Note how “Vintage darkling, metropolis?” works here: the “darkling” invokes a “darling” that then occupies the space of personal address marked by “metropolis” and the whole query immediately comes to resemble a specific grammar of intimacy. Meant to meet the needs of attribution of responsibility, fragments of common language like “I said yes” and “you said nothing” and “you said stop” anchor the poem in this grammar, so that the command to “dandelion more” communicates a type of frustration and longing implicit in the exchange. In this vein, the plaintiveness and sly aggression of “a latch?” tell us more about the tenor of the speaker and subject’s relationship than could a poem composed of less strange stuff.

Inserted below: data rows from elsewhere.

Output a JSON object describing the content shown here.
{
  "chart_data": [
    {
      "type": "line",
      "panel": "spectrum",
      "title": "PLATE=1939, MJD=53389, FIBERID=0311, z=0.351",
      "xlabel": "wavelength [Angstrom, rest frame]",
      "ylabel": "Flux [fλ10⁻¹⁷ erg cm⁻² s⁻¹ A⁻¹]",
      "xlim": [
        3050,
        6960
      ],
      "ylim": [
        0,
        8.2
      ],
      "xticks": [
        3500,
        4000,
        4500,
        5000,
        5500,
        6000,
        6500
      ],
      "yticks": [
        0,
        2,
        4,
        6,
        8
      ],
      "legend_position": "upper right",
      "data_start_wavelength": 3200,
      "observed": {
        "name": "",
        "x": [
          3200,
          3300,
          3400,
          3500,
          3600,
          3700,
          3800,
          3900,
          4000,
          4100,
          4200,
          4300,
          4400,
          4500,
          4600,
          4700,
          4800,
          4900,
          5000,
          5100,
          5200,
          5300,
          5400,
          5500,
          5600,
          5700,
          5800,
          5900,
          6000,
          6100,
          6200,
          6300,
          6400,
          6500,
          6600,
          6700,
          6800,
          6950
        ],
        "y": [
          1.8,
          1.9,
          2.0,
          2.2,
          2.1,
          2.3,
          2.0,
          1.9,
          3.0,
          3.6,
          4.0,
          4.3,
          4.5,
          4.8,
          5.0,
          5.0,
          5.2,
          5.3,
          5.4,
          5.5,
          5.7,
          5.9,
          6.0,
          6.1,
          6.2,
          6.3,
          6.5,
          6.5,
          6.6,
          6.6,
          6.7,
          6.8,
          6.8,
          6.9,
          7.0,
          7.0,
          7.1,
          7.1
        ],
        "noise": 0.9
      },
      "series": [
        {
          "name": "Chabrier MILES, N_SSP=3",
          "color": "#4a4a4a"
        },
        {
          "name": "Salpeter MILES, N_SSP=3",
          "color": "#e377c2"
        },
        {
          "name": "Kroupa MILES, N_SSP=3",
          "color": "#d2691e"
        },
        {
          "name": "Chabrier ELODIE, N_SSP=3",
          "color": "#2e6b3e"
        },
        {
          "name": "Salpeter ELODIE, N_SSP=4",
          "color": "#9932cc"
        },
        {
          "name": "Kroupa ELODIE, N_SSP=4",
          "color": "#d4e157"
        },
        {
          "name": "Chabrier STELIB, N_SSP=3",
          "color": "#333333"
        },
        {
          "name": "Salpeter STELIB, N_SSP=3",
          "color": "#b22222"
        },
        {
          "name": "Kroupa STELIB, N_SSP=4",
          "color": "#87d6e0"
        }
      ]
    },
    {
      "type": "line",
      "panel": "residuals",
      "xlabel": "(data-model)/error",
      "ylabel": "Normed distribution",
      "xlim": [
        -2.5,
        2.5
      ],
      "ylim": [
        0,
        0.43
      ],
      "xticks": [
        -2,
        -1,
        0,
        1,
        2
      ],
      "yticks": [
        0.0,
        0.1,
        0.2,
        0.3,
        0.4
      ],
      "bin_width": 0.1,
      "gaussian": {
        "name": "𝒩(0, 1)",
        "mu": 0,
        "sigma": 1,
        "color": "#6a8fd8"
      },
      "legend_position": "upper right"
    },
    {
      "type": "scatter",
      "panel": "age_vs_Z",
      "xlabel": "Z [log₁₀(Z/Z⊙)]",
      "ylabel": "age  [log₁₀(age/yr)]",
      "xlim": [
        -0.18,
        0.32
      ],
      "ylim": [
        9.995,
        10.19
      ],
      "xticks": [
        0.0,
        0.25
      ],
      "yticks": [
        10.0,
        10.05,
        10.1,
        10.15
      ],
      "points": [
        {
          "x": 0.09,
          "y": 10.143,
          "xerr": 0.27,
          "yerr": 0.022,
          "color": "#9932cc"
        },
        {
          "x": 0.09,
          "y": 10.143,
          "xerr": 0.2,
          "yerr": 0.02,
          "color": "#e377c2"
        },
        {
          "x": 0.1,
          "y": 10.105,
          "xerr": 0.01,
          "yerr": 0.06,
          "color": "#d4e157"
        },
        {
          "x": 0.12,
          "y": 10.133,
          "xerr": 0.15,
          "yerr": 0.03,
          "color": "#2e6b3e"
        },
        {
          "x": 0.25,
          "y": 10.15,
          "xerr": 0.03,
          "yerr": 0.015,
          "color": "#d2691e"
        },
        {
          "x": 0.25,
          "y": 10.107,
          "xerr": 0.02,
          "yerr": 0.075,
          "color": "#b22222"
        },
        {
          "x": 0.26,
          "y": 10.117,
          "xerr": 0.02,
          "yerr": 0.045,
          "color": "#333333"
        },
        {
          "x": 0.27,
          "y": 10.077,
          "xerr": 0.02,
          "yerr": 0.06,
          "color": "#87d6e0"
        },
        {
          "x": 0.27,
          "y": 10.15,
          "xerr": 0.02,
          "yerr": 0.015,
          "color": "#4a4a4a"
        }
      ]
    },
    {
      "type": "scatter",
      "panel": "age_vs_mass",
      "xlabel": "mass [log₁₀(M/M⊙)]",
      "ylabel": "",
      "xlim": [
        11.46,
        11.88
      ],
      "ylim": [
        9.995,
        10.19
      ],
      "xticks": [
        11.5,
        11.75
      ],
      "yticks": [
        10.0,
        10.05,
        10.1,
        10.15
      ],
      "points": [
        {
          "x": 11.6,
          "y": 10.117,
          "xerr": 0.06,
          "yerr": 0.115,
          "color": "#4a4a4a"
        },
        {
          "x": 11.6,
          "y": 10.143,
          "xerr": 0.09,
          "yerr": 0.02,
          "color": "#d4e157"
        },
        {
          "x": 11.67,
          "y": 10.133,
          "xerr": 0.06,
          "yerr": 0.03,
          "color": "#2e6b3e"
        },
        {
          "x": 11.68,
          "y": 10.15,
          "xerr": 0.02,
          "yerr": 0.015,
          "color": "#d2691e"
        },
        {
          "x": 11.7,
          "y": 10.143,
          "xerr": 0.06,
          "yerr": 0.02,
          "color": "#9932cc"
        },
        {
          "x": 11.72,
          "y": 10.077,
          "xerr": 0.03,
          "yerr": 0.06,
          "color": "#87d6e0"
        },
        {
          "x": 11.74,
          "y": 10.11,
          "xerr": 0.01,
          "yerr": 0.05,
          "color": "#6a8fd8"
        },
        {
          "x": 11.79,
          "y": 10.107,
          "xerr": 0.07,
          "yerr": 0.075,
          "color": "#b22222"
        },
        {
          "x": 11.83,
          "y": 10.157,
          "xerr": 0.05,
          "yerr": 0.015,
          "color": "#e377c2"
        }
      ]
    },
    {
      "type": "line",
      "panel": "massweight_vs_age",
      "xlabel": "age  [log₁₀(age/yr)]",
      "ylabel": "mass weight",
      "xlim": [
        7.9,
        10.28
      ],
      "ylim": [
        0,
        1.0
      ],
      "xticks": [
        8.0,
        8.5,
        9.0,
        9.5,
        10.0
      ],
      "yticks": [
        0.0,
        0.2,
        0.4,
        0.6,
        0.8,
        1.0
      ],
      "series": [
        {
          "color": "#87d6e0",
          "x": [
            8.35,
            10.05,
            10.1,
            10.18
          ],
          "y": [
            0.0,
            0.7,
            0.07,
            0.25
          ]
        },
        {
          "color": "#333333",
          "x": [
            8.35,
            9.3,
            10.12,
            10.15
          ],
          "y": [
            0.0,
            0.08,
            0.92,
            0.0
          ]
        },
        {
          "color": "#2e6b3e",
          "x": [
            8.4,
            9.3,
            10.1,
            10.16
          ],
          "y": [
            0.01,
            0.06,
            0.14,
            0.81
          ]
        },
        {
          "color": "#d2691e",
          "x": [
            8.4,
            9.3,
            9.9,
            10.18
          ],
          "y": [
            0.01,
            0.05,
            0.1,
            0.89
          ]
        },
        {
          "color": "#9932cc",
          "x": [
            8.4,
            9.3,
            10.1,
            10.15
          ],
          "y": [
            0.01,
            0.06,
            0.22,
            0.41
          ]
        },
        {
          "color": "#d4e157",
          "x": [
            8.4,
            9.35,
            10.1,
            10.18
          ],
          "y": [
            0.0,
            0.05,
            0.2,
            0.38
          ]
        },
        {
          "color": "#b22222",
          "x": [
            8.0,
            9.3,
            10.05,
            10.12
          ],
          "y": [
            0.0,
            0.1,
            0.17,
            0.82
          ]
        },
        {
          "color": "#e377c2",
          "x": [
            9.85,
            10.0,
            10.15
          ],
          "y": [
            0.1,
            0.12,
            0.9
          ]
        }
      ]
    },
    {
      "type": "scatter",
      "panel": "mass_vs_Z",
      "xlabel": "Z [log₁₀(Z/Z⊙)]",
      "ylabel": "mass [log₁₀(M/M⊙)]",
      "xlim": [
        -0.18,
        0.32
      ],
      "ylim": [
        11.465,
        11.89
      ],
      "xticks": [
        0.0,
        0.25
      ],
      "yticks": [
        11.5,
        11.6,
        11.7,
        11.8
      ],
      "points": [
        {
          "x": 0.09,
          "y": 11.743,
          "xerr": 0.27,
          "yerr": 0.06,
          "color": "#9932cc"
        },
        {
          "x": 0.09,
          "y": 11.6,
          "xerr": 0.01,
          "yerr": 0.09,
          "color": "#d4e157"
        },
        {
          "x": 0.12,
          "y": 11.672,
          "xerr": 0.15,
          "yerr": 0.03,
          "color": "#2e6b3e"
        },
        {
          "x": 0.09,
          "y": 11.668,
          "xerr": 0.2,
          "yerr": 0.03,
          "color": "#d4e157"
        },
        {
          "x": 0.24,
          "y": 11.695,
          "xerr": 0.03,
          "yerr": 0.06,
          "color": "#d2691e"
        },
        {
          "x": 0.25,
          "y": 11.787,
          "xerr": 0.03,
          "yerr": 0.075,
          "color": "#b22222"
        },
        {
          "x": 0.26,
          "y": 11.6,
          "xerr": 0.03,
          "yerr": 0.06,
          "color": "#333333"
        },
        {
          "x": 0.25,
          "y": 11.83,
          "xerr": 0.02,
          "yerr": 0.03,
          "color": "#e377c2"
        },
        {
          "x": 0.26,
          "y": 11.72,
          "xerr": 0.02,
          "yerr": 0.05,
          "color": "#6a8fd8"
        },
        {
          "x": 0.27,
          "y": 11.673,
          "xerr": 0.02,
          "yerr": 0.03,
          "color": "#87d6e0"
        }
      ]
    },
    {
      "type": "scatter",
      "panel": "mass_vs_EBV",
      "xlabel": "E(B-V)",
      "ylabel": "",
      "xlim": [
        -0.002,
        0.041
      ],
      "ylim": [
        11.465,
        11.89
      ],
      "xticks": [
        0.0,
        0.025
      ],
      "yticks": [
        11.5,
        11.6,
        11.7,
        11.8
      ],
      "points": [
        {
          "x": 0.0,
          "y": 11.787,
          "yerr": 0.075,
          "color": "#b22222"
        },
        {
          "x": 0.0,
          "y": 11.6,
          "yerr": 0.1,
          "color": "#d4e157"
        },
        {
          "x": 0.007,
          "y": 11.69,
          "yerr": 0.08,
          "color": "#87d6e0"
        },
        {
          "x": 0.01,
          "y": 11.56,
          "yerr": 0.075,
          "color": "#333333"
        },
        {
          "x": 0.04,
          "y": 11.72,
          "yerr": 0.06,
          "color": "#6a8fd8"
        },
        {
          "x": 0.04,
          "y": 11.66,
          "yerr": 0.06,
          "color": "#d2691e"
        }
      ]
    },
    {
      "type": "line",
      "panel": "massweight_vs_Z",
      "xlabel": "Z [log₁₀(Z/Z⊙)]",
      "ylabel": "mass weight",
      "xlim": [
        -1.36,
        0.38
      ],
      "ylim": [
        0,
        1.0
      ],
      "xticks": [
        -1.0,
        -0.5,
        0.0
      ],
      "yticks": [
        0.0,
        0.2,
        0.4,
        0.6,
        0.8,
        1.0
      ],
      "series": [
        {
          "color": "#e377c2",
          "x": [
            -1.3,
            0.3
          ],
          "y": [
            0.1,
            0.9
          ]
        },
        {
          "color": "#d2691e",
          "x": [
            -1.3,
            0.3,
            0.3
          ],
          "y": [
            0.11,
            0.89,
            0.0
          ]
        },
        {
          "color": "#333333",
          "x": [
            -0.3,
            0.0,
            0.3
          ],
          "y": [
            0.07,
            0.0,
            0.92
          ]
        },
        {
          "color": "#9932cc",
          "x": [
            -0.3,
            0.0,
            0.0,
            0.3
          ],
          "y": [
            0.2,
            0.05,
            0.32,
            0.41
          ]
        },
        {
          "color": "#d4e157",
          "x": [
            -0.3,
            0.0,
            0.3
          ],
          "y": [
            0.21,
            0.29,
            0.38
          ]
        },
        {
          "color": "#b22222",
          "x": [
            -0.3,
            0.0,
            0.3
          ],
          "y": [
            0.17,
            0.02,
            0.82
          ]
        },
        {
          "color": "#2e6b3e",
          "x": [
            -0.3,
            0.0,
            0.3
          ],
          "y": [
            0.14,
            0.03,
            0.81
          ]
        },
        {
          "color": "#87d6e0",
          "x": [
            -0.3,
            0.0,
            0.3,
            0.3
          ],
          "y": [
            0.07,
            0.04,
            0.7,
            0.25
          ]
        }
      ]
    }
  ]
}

Marks maintains the delicacy this balance requires successfully throughout The Babies, and ironically, the moments of imbalance prove all the more conspicuous. In “The Black Umbrella” Mark begins with
If love is a girl named Obscure asleep in her black umbrella, then God is among us, and I will happily perform for you my tin-roof tricks
and this reads more like a conspicuous effort to write Something Mysterious. These rare lapses are useful, though, because they suggest the true difficulty of mystery, that it be easeful and alarming all at once. Later in the same poem, Mark writes
He said, would you like to see my pocket knife, it’s like a little war.
And you think yes, how obvious, and then marvel at how something so obviously correct can also conceal such a terrible wrongness, a kind of cavalier terror. And this is the tone The Babies manages to capture and preserve. The literary eavesdropping here, the way in which Mark forces us to depend on what we do know and recognize only to transform and subvert that knowledge, also forces us to reconsider what can be known about any exchange, or any state as elusive yet undeniable as the one this book both memorializes and mimics. Like the blouses to which Mark repeatedly refers, blouses opened and buttoned again, sometimes loose and sometimes confining, these poems remain tatter and patch and scrap, but also become whole.